Wavelet Convolutional Neural Networks
This work addresses the limitation of CNNs in handling spectral information for image processing tasks, offering a novel hybrid architecture that improves performance with reduced computational cost.
The authors tackled the problem of incorporating spectral information into convolutional neural networks (CNNs) by proposing wavelet CNNs, which combine multiresolution analysis with CNNs, resulting in better accuracy on texture classification and image annotation tasks while using fewer parameters than conventional CNNs.
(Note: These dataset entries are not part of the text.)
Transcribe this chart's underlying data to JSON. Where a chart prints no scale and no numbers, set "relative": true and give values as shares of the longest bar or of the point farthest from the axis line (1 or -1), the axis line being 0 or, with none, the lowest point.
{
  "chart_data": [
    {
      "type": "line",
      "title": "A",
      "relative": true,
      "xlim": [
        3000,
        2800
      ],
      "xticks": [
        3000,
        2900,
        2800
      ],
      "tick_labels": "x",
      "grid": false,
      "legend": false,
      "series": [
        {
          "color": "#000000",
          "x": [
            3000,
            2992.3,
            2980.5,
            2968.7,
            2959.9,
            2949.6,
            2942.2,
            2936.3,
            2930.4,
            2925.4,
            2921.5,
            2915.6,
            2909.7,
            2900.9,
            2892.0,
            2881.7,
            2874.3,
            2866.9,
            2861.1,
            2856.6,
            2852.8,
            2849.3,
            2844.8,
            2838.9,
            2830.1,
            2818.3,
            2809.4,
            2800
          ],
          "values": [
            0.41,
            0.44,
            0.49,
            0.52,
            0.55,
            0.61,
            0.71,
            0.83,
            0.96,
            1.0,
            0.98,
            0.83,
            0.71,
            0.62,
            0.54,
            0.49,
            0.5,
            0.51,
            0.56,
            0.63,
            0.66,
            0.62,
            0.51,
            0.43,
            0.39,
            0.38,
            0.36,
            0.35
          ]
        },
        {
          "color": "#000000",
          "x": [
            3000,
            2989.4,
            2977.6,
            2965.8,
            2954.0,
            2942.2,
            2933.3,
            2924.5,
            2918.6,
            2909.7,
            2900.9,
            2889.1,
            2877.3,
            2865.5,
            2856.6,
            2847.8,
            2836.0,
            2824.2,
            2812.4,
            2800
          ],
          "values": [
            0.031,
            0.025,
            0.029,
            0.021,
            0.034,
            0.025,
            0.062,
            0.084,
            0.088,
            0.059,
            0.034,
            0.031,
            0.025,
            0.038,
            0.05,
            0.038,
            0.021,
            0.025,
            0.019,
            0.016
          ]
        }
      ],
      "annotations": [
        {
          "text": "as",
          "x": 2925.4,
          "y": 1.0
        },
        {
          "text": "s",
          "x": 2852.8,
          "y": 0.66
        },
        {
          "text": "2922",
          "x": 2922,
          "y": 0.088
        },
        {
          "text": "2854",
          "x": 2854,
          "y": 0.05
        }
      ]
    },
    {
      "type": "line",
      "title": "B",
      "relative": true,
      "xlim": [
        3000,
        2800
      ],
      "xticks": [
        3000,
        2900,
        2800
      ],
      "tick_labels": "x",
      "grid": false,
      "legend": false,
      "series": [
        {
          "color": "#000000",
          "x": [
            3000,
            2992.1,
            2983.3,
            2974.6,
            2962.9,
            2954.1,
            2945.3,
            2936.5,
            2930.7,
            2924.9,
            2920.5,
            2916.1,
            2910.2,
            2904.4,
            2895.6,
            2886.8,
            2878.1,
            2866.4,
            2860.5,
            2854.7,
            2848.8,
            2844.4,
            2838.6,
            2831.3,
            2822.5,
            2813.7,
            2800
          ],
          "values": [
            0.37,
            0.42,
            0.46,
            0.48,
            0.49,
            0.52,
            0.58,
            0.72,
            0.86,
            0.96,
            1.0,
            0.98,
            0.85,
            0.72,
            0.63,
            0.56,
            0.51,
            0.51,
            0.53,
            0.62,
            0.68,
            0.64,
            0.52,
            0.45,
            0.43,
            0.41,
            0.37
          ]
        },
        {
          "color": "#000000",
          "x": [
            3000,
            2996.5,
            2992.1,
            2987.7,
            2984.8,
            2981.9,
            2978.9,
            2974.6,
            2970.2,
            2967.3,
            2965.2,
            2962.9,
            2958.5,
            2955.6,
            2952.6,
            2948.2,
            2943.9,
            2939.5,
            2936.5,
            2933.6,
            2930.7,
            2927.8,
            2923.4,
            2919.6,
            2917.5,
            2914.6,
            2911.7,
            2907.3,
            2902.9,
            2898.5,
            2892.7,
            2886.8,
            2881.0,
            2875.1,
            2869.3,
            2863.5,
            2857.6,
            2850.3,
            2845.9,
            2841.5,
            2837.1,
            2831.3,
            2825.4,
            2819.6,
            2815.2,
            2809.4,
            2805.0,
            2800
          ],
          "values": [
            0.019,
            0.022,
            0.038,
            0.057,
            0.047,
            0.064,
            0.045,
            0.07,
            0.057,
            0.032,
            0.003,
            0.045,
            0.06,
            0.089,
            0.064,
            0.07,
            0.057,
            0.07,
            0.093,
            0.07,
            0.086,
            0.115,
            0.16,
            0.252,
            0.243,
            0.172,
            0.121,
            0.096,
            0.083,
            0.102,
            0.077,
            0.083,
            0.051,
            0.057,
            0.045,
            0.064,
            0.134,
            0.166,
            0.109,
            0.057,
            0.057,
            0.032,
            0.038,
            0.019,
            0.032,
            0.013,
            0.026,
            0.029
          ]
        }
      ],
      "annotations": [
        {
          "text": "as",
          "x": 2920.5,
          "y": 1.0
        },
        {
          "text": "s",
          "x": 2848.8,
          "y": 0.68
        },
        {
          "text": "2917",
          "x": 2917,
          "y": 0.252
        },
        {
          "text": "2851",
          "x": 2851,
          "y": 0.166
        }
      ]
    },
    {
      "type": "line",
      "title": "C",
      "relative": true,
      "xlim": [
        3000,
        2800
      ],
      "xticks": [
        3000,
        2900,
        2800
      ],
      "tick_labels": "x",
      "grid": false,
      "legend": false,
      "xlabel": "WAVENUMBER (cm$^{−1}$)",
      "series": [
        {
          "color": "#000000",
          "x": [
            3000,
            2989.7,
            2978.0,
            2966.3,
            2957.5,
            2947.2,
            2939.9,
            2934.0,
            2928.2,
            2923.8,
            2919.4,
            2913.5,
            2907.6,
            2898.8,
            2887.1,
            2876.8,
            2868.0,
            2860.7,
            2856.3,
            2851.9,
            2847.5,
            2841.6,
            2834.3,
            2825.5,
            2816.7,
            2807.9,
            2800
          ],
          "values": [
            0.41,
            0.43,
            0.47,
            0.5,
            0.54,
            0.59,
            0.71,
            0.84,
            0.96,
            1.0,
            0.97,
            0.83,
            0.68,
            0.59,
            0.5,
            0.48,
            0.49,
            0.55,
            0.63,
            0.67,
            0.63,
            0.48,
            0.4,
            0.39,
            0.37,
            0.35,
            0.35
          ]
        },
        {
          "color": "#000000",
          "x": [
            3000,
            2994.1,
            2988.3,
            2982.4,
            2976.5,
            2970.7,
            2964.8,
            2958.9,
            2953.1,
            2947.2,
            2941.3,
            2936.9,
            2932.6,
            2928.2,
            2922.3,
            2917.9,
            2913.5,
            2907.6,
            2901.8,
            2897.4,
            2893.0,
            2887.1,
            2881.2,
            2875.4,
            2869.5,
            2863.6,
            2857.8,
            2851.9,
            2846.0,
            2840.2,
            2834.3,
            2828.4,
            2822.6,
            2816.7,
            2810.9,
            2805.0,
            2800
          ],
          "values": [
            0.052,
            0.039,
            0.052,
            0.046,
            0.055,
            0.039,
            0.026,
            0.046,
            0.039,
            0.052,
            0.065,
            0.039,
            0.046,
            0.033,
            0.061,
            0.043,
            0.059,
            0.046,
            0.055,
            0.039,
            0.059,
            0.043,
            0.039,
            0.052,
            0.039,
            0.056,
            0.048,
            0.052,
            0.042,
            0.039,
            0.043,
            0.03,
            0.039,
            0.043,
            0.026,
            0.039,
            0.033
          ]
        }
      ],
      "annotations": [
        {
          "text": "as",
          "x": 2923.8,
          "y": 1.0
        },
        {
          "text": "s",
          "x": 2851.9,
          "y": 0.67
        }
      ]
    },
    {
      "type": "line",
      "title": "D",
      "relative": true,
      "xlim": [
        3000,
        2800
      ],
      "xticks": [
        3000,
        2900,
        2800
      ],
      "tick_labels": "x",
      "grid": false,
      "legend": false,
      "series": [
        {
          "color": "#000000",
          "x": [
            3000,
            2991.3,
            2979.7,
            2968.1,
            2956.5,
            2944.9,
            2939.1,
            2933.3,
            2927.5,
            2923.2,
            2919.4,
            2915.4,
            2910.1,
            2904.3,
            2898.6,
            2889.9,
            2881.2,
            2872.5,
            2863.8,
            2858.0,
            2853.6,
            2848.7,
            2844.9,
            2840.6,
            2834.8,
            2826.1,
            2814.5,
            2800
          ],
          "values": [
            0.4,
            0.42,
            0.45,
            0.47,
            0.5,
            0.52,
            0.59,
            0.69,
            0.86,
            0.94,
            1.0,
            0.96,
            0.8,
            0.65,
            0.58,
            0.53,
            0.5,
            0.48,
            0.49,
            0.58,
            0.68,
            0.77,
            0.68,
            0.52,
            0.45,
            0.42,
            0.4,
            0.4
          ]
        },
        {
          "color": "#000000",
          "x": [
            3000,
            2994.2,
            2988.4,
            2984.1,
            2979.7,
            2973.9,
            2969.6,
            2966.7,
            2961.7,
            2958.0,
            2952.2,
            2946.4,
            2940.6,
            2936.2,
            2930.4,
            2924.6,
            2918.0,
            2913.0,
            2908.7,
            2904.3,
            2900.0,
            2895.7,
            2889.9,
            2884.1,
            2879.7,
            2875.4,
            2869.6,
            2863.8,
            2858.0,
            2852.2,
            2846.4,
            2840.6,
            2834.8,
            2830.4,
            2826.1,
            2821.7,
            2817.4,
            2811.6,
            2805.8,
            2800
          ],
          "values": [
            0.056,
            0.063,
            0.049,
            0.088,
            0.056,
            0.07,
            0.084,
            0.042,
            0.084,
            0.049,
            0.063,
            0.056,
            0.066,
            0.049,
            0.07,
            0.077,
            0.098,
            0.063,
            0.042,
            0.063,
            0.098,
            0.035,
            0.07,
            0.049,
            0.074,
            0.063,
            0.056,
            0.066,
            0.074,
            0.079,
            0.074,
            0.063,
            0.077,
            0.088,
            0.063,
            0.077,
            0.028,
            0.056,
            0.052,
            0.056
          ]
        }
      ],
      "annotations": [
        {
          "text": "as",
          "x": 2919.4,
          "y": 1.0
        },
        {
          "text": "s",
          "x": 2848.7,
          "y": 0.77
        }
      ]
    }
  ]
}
Spatial and spectral approaches are two major approaches for image processing tasks such as image classification and object recognition. Among many such algorithms, convolutional neural networks (CNNs) have recently achieved significant performance improvement in many challenging tasks. Since CNNs process images directly in the spatial domain, they are essentially spatial approaches. Given that spatial and spectral approaches are known to have different characteristics, it will be interesting to incorporate a spectral approach into CNNs. We propose a novel CNN architecture, wavelet CNNs, which combines a multiresolution analysis and CNNs into one model. Our insight is that a CNN can be viewed as a limited form of a multiresolution analysis. Based on this insight, we supplement missing parts of the multiresolution analysis via wavelet transform and integrate them as additional components in the entire architecture. Wavelet CNNs allow us to utilize spectral information which is mostly lost in conventional CNNs but useful in most image processing tasks. We evaluate the practical performance of wavelet CNNs on texture classification and image annotation. The experiments show that wavelet CNNs can achieve better accuracy in both tasks than existing models while having significantly fewer parameters than conventional CNNs.